Lembra? –
Por volta das 7 da manhã. Segunda feira de sol morno, vento agradável correndo asfalto, nuvens simpáticas e corriqueiras. Banquinho daqueles de praça, pintado de branco descascado, numa quina mais tranqüila do pátio do colégio, eu sozinho sentado nele. É meu primeiro dia nesse lugar. Já não sou mais uma criançinha de jardim, é verdade, mas nada impede que eu me sinta desconfortável. Espero a campainha tocar. Não estou usando meias e sinto uma vontade tremenda de ir ao banheiro. Ah, sim... disso eu lembro muito bem...
Não só a música, mas toda arte de uma maneira geral tende a refletir o estado de espírito do artista. Músicos famosos por sua melancolia como Nick Drake, Jeff Buckley ou Eliott Smith (se ainda estivessem vivos) não surpreenderiam se em novos trabalhos apresentassem a habitual tristeza de um garoto solitário e sua guitarra. O mesmo pode ser dito de bandas como Television, Cowboy Junkies, Galaxie 500, Mogwai, Joy Division, Travis, Radiohead e boa parte da atual cena musical inglesa. O que surpreende mesmo é quando um nome do naipe do Supergrass diminui o volume das guitarras, põe as palminhas do refrão no bolso e entrega um disco tristonho e com a velocidade reduzida.
No ano em que mudei de colégio pela terceira e última vez, aconteceu de eu por as patas no primeiro disco do Supergrass, I Should Coco. Disco rápido, barulhento, feliz. A injeção de ânimo que eu precisava para suportar os primeiros meses num lugar novo com gente nova e desconhecida vinha principalmente dos acordes rápidos e sujos de “Caught By The Fuzz” e da alegria “somos jovens, tudo bem” do hit “Alright”. Sobrevivi, e o Supergrass seguiu como uma das minhas bandas favoritas.

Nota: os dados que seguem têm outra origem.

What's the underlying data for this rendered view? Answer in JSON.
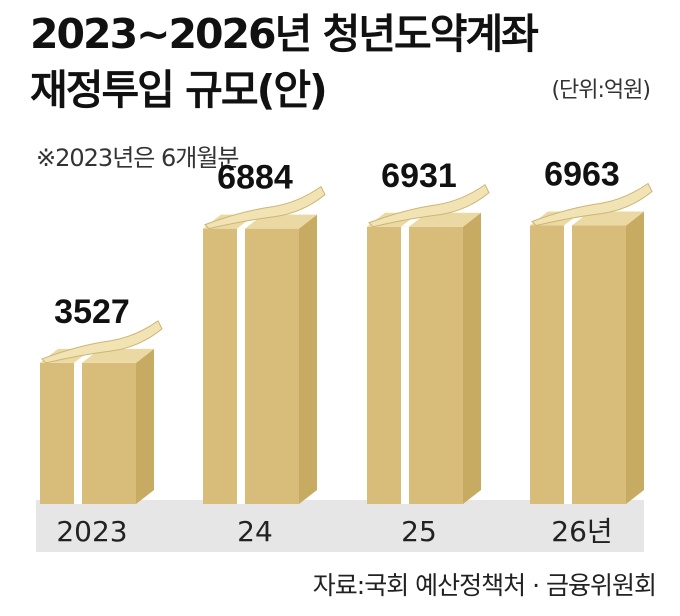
{
  "header": {
    "title_line1": "2023~2026년 청년도약계좌",
    "title_line2": "재정투입 규모(안)",
    "unit": "(단위:억원)",
    "note": "※2023년은 6개월분"
  },
  "footer": {
    "source": "자료:국회 예산정책처 · 금융위원회"
  },
  "colors": {
    "band": "#e6e6e6",
    "box_front": "#d7bd79",
    "box_side": "#c8ab62",
    "box_top": "#ebd9a4",
    "stripe": "#ffffff",
    "bill": "#f1e3b4"
  },
  "chart_data": {
    "type": "bar",
    "categories": [
      "2023",
      "24",
      "25",
      "26년"
    ],
    "values": [
      3527,
      6884,
      6931,
      6963
    ],
    "title": "2023~2026년 청년도약계좌 재정투입 규모(안)",
    "unit": "억원",
    "ylim": [
      0,
      7500
    ],
    "grid": false,
    "legend": "none"
  }
}
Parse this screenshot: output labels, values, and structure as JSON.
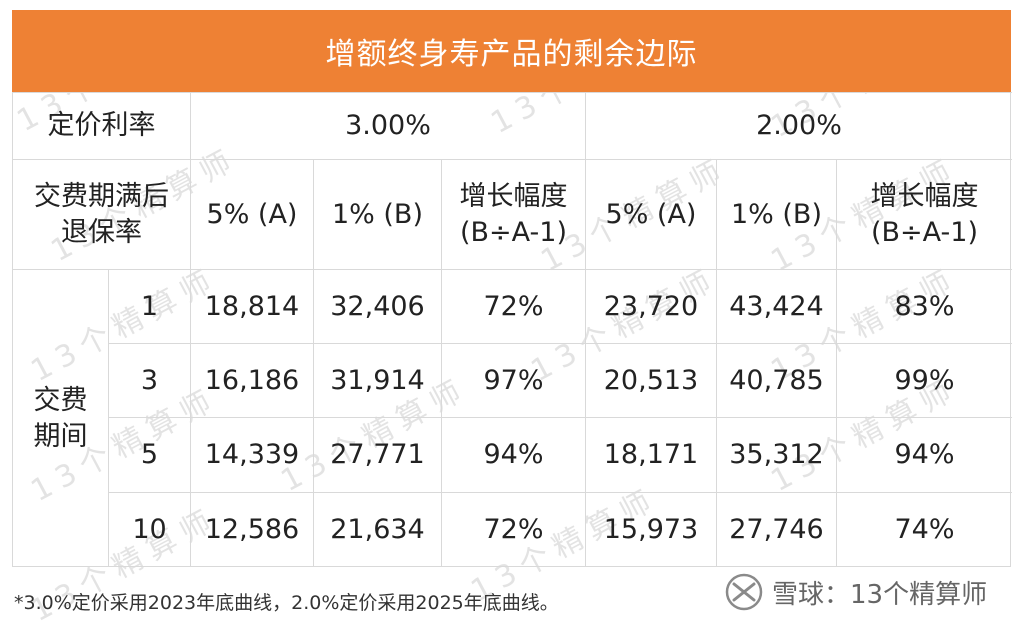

Naquele mesmo ano, a banda lançou Life On Other Planets, outra ode à felicidade e ao lado bom da vida, ao lado dos amigos camaradas, das noites em claro e do rock’n roll. Dessa vez era “Rush Hour Soul”, “Za”, “Grace”, “Never Done Nothing Like That Before”, “Seen The Light”… felicidade plugada em pedais fuzz e piano acelerado, correndo atrás de um vocal debochado, em volta de uma sala cheia de cinzeiros e latinhas de cerveja, espalhadas entre os cabos do equipamento. “I’m a rock’n roll singer in a rock’n roll band, thank you very much”, agradecia o vocalista e guitarrista Gaz Coombes, ao fim de uma das canções.
Road to Rouen, disco mais recente da banda frustra toda e qualquer expectativa de quem espera ir à mais uma festa hoje a noite. O clima agora é de ressaca, de dia seguinte que se estenderá por muitos outros dias ainda. “Hello my honey/ my beautiful friend/ It’s hard to imagine/ It’s come to an end...”, canta o mesmo Gaz Coombes na primeira estrofe de “Roxy”. Há quem diga que seja estafa criativa, há quem diga que seja maturidade. Se tratando do Supergrass, acredito que sejam as duas coisas. É, em parte, o cansaço de se chegar aos trinta anos compondo canções com três acordes e recheadas de “lalalás”. E desse cansaço é que vem a maturidade. E da maturidade um disco do quilate de Road to Rouen, um dos melhores do ano passado. Ainda estão lá alguns pontos altos de felicidade, como a faixa-título e a divertida “Coffee In A Pot”. Mas o tom aqui é realmente a chegada inevitável da vida adulta, as contas a pagar, a namorada que se transformou em esposa de uma hora para outra, os amigos ausentes e o nosso senso de humor, cada vez mais amargo. “We were younger/ Oh the way you turned my head...”, diz a letra de “Low C”.
* Texto escrito e publicado nos idos de 2006. Direto do baú.
3 comentários:
Estava escutando esse disco dia desses, e só não digo que é o meu preferido dos caras porque essa é uma opinião que muda constantemente...
vou levar pra lagoa hahai
Excelente disco, como todos da banda(o X-Ray não sei dizer, mas todos os outros mantêm e muito o nível).
E o Diamond Hoo Ha, qual sua opinião a respeito?